Energia como pilar geopolítico
Putin destacou que a energia nuclear civil representa não apenas uma oportunidade de desenvolvimento sustentável, mas também um instrumento estratégico de soberania. “A cooperação nuclear dentro do BRICS fortalece nossa independência e promove um modelo de crescimento não subordinado ao Ocidente”, declarou o líder russo durante o Fórum Internacional de Energia.
Interesse brasileiro e expansão tecnológica
O Brasil demonstrou interesse em participar de projetos conjuntos, sobretudo na área de reatores de pequeno porte e pesquisa em urânio enriquecido.
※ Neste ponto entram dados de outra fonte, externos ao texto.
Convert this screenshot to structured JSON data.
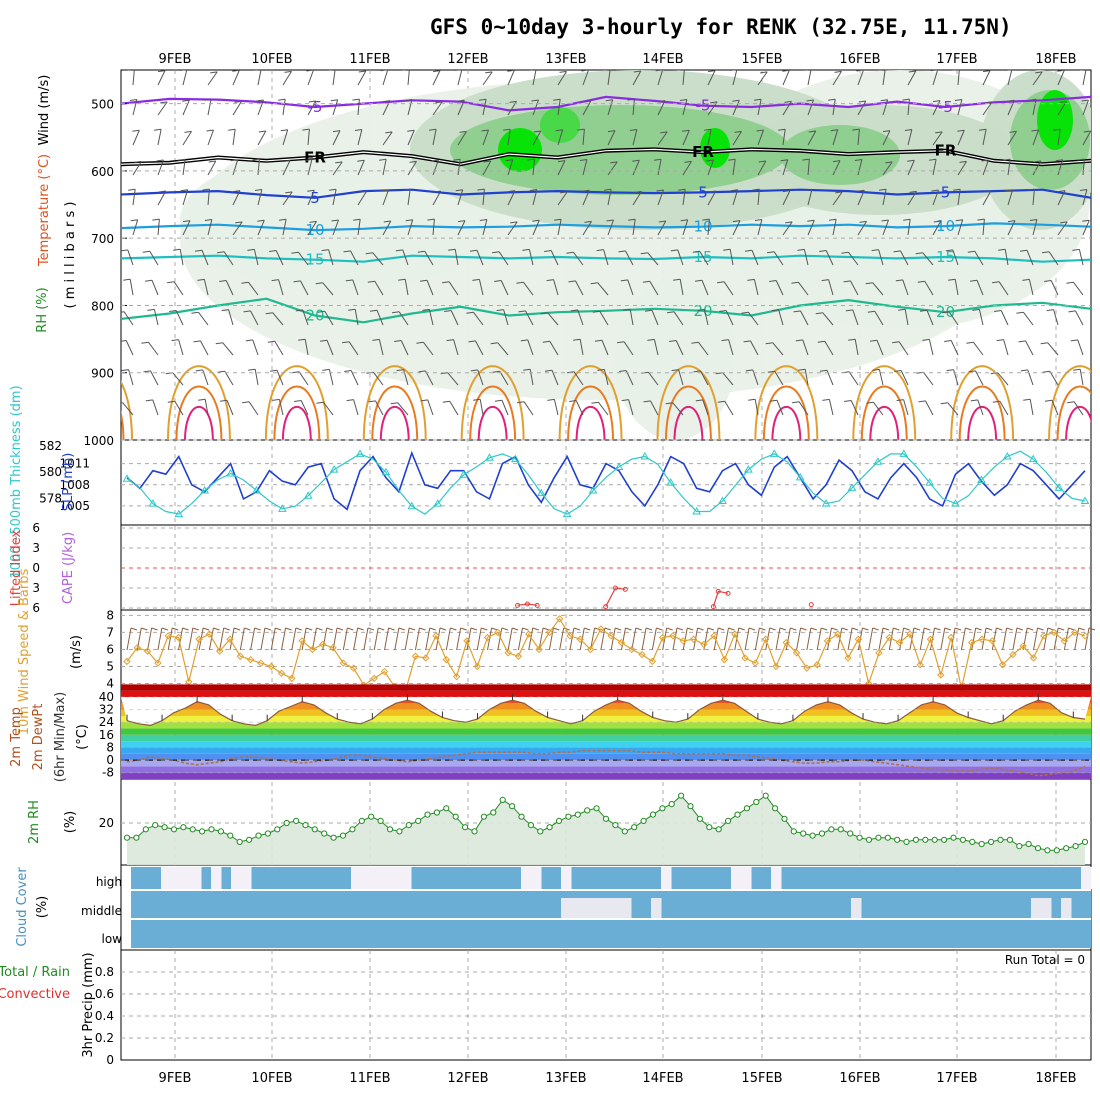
{
  "title": "GFS 0~10day 3-hourly for RENK (32.75E, 11.75N)",
  "dates": [
    "9FEB",
    "10FEB",
    "11FEB",
    "12FEB",
    "13FEB",
    "14FEB",
    "15FEB",
    "16FEB",
    "17FEB",
    "18FEB"
  ],
  "colors": {
    "grid": "#aaaaaa",
    "purple": "#8a2be2",
    "cyan": "#1fbfbf",
    "teal": "#20b890",
    "orange": "#e0a030",
    "magenta": "#e0207a",
    "blue": "#2040d0",
    "lightcyan": "#30c8c8",
    "green": "#228b22",
    "cloud": "#6aaed6"
  },
  "chart_data": [
    {
      "panel": "upper-air",
      "type": "heatmap",
      "labels": {
        "wind": "Wind (m/s)",
        "temp": "Temperature (°C)",
        "rh": "RH (%)",
        "pressure": "( m i l l i b a r s )"
      },
      "ylim": [
        1000,
        450
      ],
      "yticks": [
        500,
        600,
        700,
        800,
        900,
        1000
      ],
      "temp_contours": [
        {
          "label": "-5",
          "value": -5,
          "p": [
            500,
            493,
            494,
            498,
            505,
            500,
            495,
            497,
            510,
            505,
            490,
            496,
            503,
            505,
            500,
            505,
            497,
            505,
            498,
            495,
            490
          ]
        },
        {
          "label": "FR",
          "value": 0,
          "p": [
            590,
            588,
            580,
            585,
            580,
            572,
            578,
            590,
            575,
            580,
            570,
            568,
            572,
            568,
            570,
            575,
            572,
            570,
            585,
            590,
            585
          ]
        },
        {
          "label": "5",
          "value": 5,
          "p": [
            635,
            632,
            630,
            636,
            640,
            630,
            628,
            635,
            632,
            630,
            632,
            633,
            632,
            630,
            628,
            630,
            635,
            632,
            630,
            628,
            640
          ]
        },
        {
          "label": "10",
          "value": 10,
          "p": [
            685,
            682,
            680,
            684,
            688,
            686,
            682,
            684,
            683,
            680,
            682,
            684,
            683,
            680,
            682,
            680,
            684,
            682,
            678,
            680,
            683
          ]
        },
        {
          "label": "15",
          "value": 15,
          "p": [
            730,
            728,
            726,
            730,
            732,
            735,
            726,
            728,
            730,
            728,
            730,
            731,
            728,
            730,
            726,
            728,
            730,
            728,
            730,
            735,
            732
          ]
        },
        {
          "label": "20",
          "value": 20,
          "p": [
            820,
            812,
            800,
            790,
            815,
            825,
            812,
            802,
            815,
            810,
            808,
            805,
            808,
            815,
            800,
            792,
            802,
            810,
            800,
            796,
            805
          ]
        }
      ],
      "rh_levels": [
        "30",
        "50",
        "70",
        "90"
      ]
    },
    {
      "panel": "thickness-slp",
      "type": "line",
      "labels": {
        "thickness": "1000~500mb Thickness (dm)",
        "slp": "SLP (mb)"
      },
      "thickness_ticks": [
        578,
        580,
        582
      ],
      "slp_ticks": [
        1005,
        1008,
        1011
      ],
      "slp": [
        1009,
        1007.5,
        1010,
        1009.5,
        1012,
        1008,
        1007,
        1009,
        1011,
        1006,
        1007,
        1010,
        1008.5,
        1008,
        1010.5,
        1011,
        1006,
        1004.5,
        1010,
        1012,
        1009,
        1007,
        1012.5,
        1008,
        1007.5,
        1010,
        1010,
        1007,
        1006,
        1011,
        1012,
        1008,
        1005.5,
        1009,
        1012,
        1008,
        1007.5,
        1011,
        1010,
        1007,
        1005,
        1008,
        1012,
        1011,
        1007.5,
        1007,
        1010,
        1011,
        1008,
        1006.5,
        1010.5,
        1012,
        1009,
        1006,
        1008,
        1011.5,
        1010,
        1007,
        1006,
        1009,
        1011,
        1009,
        1006,
        1005,
        1009.5,
        1011,
        1008.5,
        1006.5,
        1008,
        1011,
        1010,
        1008,
        1006,
        1008,
        1010
      ],
      "thickness": [
        579.5,
        578.8,
        577.6,
        577.0,
        576.8,
        577.6,
        578.6,
        579.4,
        579.9,
        579.4,
        578.6,
        577.8,
        577.2,
        577.4,
        578.2,
        579.2,
        580.2,
        580.8,
        581.4,
        581.0,
        580.0,
        578.6,
        577.4,
        576.8,
        577.6,
        578.8,
        579.8,
        580.4,
        581.1,
        581.4,
        581.0,
        579.8,
        578.4,
        577.2,
        576.8,
        577.4,
        578.6,
        579.6,
        580.4,
        581.0,
        581.2,
        580.6,
        579.2,
        578.0,
        577.0,
        577.0,
        577.8,
        579.0,
        580.2,
        581.0,
        581.4,
        580.8,
        579.6,
        578.4,
        577.6,
        577.8,
        578.8,
        579.8,
        580.8,
        581.4,
        581.4,
        580.4,
        579.2,
        578.0,
        577.6,
        578.2,
        579.4,
        580.4,
        581.2,
        581.6,
        581.0,
        580.0,
        578.8,
        578.0,
        577.8
      ]
    },
    {
      "panel": "instability",
      "type": "line",
      "labels": {
        "li": "Lifted Index",
        "cape": "CAPE (J/kg)"
      },
      "yticks": [
        "6",
        "3",
        "0",
        "3",
        "6"
      ],
      "li": [
        [
          12.5,
          5.6
        ],
        [
          12.6,
          5.4
        ],
        [
          12.7,
          5.6
        ],
        [
          13.4,
          5.8
        ],
        [
          13.5,
          3.0
        ],
        [
          13.6,
          3.2
        ],
        [
          14.5,
          5.8
        ],
        [
          14.55,
          3.5
        ],
        [
          14.65,
          3.8
        ],
        [
          15.5,
          5.5
        ]
      ]
    },
    {
      "panel": "wind10m",
      "type": "line",
      "labels": {
        "name": "10m Wind Speed & Barbs",
        "unit": "(m/s)"
      },
      "ylim": [
        3.5,
        8
      ],
      "yticks": [
        4,
        5,
        6,
        7,
        8
      ],
      "speed": [
        5.3,
        6.1,
        5.9,
        5.2,
        6.8,
        6.7,
        4.1,
        6.6,
        6.9,
        5.9,
        6.6,
        5.6,
        5.4,
        5.2,
        5.0,
        4.6,
        4.3,
        6.5,
        6.0,
        6.3,
        6.1,
        5.2,
        4.9,
        3.9,
        4.3,
        4.7,
        3.8,
        3.5,
        5.6,
        5.5,
        6.8,
        5.4,
        4.4,
        6.5,
        5.0,
        6.7,
        7.0,
        5.8,
        5.6,
        6.9,
        6.0,
        7.0,
        7.8,
        6.8,
        6.6,
        6.0,
        7.2,
        6.8,
        6.4,
        6.0,
        5.7,
        5.3,
        6.7,
        6.8,
        6.5,
        6.6,
        6.3,
        6.8,
        5.4,
        6.9,
        5.5,
        5.2,
        6.6,
        5.0,
        6.4,
        5.8,
        4.9,
        5.1,
        6.5,
        6.9,
        5.5,
        6.6,
        4.0,
        5.8,
        6.7,
        6.4,
        6.9,
        5.1,
        6.6,
        4.5,
        6.7,
        3.7,
        6.4,
        6.6,
        6.5,
        5.1,
        5.7,
        6.2,
        5.5,
        6.8,
        7.0,
        6.5,
        7.0,
        6.8
      ]
    },
    {
      "panel": "temperature2m",
      "type": "area",
      "labels": {
        "temp": "2m Temp",
        "dewpt": "2m DewPt",
        "minmax": "(6hr Min/Max)",
        "unit": "(°C)"
      },
      "ylim": [
        -12,
        40
      ],
      "yticks": [
        -8,
        0,
        8,
        16,
        24,
        32,
        40
      ],
      "temp": [
        25,
        23,
        22,
        25,
        30,
        33,
        37,
        35,
        29,
        25,
        23,
        22,
        25,
        31,
        34,
        37,
        35,
        30,
        26,
        24,
        23,
        26,
        32,
        36,
        38,
        36,
        31,
        27,
        25,
        24,
        26,
        32,
        36,
        38,
        36,
        31,
        27,
        25,
        23,
        25,
        31,
        35,
        38,
        36,
        31,
        27,
        25,
        24,
        26,
        32,
        36,
        38,
        36,
        31,
        26,
        24,
        23,
        25,
        31,
        35,
        37,
        35,
        30,
        26,
        24,
        23,
        25,
        30,
        35,
        37,
        35,
        30,
        27,
        25,
        23,
        25,
        31,
        35,
        38,
        36,
        30,
        27,
        26
      ],
      "dewpt": [
        -1,
        0,
        2,
        1,
        0,
        -2,
        -3,
        -2,
        -1,
        1,
        2,
        2,
        1,
        0,
        -1,
        -2,
        -1,
        0,
        1,
        3,
        3,
        2,
        1,
        0,
        -1,
        0,
        1,
        2,
        3,
        4,
        5,
        5,
        5,
        5,
        5,
        4,
        4,
        5,
        5,
        6,
        6,
        6,
        6,
        6,
        5,
        5,
        5,
        4,
        4,
        4,
        4,
        4,
        3,
        3,
        2,
        1,
        0,
        -1,
        -2,
        -2,
        -1,
        -1,
        0,
        0,
        -1,
        -2,
        -3,
        -4,
        -5,
        -6,
        -6,
        -7,
        -7,
        -6,
        -5,
        -6,
        -7,
        -8,
        -10,
        -9,
        -8,
        -7,
        -4
      ]
    },
    {
      "panel": "rh2m",
      "type": "area",
      "labels": {
        "name": "2m RH",
        "unit": "(%)"
      },
      "ylim": [
        0,
        40
      ],
      "yticks": [
        20
      ],
      "rh": [
        13,
        13,
        17,
        19,
        18,
        17,
        18,
        17,
        16,
        17,
        16,
        14,
        11,
        12,
        14,
        15,
        17,
        20,
        21,
        19,
        17,
        15,
        13,
        14,
        17,
        21,
        23,
        21,
        17,
        16,
        19,
        21,
        24,
        25,
        27,
        23,
        18,
        16,
        23,
        25,
        31,
        28,
        23,
        19,
        16,
        18,
        21,
        23,
        24,
        26,
        27,
        22,
        19,
        16,
        18,
        21,
        24,
        27,
        29,
        33,
        28,
        22,
        18,
        17,
        21,
        24,
        27,
        30,
        33,
        27,
        22,
        16,
        15,
        14,
        15,
        17,
        17,
        15,
        13,
        12,
        13,
        13,
        12,
        11,
        12,
        12,
        12,
        12,
        13,
        12,
        11,
        10,
        11,
        12,
        12,
        9,
        10,
        8,
        7,
        7,
        8,
        9,
        11
      ]
    },
    {
      "panel": "cloud",
      "type": "heatmap",
      "labels": {
        "name": "Cloud Cover",
        "unit": "(%)",
        "levels": [
          "high",
          "middle",
          "low"
        ]
      },
      "high": [
        0,
        0,
        0,
        1,
        1,
        1,
        1,
        0,
        1,
        0,
        1,
        1,
        0,
        0,
        0,
        0,
        0,
        0,
        0,
        0,
        0,
        0,
        1,
        1,
        1,
        1,
        1,
        1,
        0,
        0,
        0,
        0,
        0,
        0,
        0,
        0,
        0,
        0,
        0,
        1,
        1,
        0,
        0,
        1,
        0,
        0,
        0,
        0,
        0,
        0,
        0,
        0,
        0,
        1,
        0,
        0,
        0,
        0,
        0,
        0,
        1,
        1,
        0,
        0,
        1,
        0,
        0,
        0,
        0,
        0,
        0,
        0,
        0,
        0,
        0,
        0,
        0,
        0,
        0,
        0,
        0,
        0,
        0,
        0,
        0,
        0,
        0,
        0,
        0,
        0,
        0,
        0,
        0,
        0,
        0,
        1
      ],
      "middle": [
        0,
        0,
        0,
        0,
        0,
        0,
        0,
        0,
        0,
        0,
        0,
        0,
        0,
        0,
        0,
        0,
        0,
        0,
        0,
        0,
        0,
        0,
        0,
        0,
        0,
        0,
        0,
        0,
        0,
        0,
        0,
        0,
        0,
        0,
        0,
        0,
        0,
        0,
        0,
        0,
        0,
        0,
        0,
        1,
        1,
        1,
        1,
        1,
        1,
        1,
        0,
        0,
        1,
        0,
        0,
        0,
        0,
        0,
        0,
        0,
        0,
        0,
        0,
        0,
        0,
        0,
        0,
        0,
        0,
        0,
        0,
        0,
        1,
        0,
        0,
        0,
        0,
        0,
        0,
        0,
        0,
        0,
        0,
        0,
        0,
        0,
        0,
        0,
        0,
        0,
        1,
        1,
        0,
        1,
        0,
        0
      ]
    },
    {
      "panel": "precip",
      "type": "bar",
      "labels": {
        "total": "Total / Rain",
        "convective": "Convective",
        "ylabel": "3hr Precip (mm)",
        "run_total": "Run Total = 0"
      },
      "ylim": [
        0,
        1
      ],
      "yticks": [
        "0",
        "0.2",
        "0.4",
        "0.6",
        "0.8"
      ],
      "values": []
    }
  ]
}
Técnicos do Itamaraty e da Eletronuclear acompanham de perto as tratativas. A iniciativa poderá gerar transferência de conhecimento e investimentos diretos no setor energético brasileiro.
Desafios e receios internacionais
O anúncio despertou reações cautelosas de países ocidentais, que observam a aproximação entre Rússia, China e Índia como sinal de uma nova reorganização global. Especialistas avaliam que o avanço tecnológico do bloco pode reduzir a dependência energética e ampliar a influência política do grupo em fóruns internacionais.
Futuro da cooperação
O tema será aprofundado na próxima cúpula do BRICS, prevista para ocorrer em 2026, com a possível assinatura de um acordo multilateral sobre uso pacífico da energia nuclear. O documento deve incluir cláusulas de sustentabilidade e controle ambiental, com base nas diretrizes da Agência Internacional de Energia Atômica (AIEA).
Conclusão: A ampliação da parceria nuclear entre os países do BRICS representa um marco geopolítico e energético, reforçando a transição para uma ordem multipolar e consolidando a busca por autonomia tecnológica e soberania energética.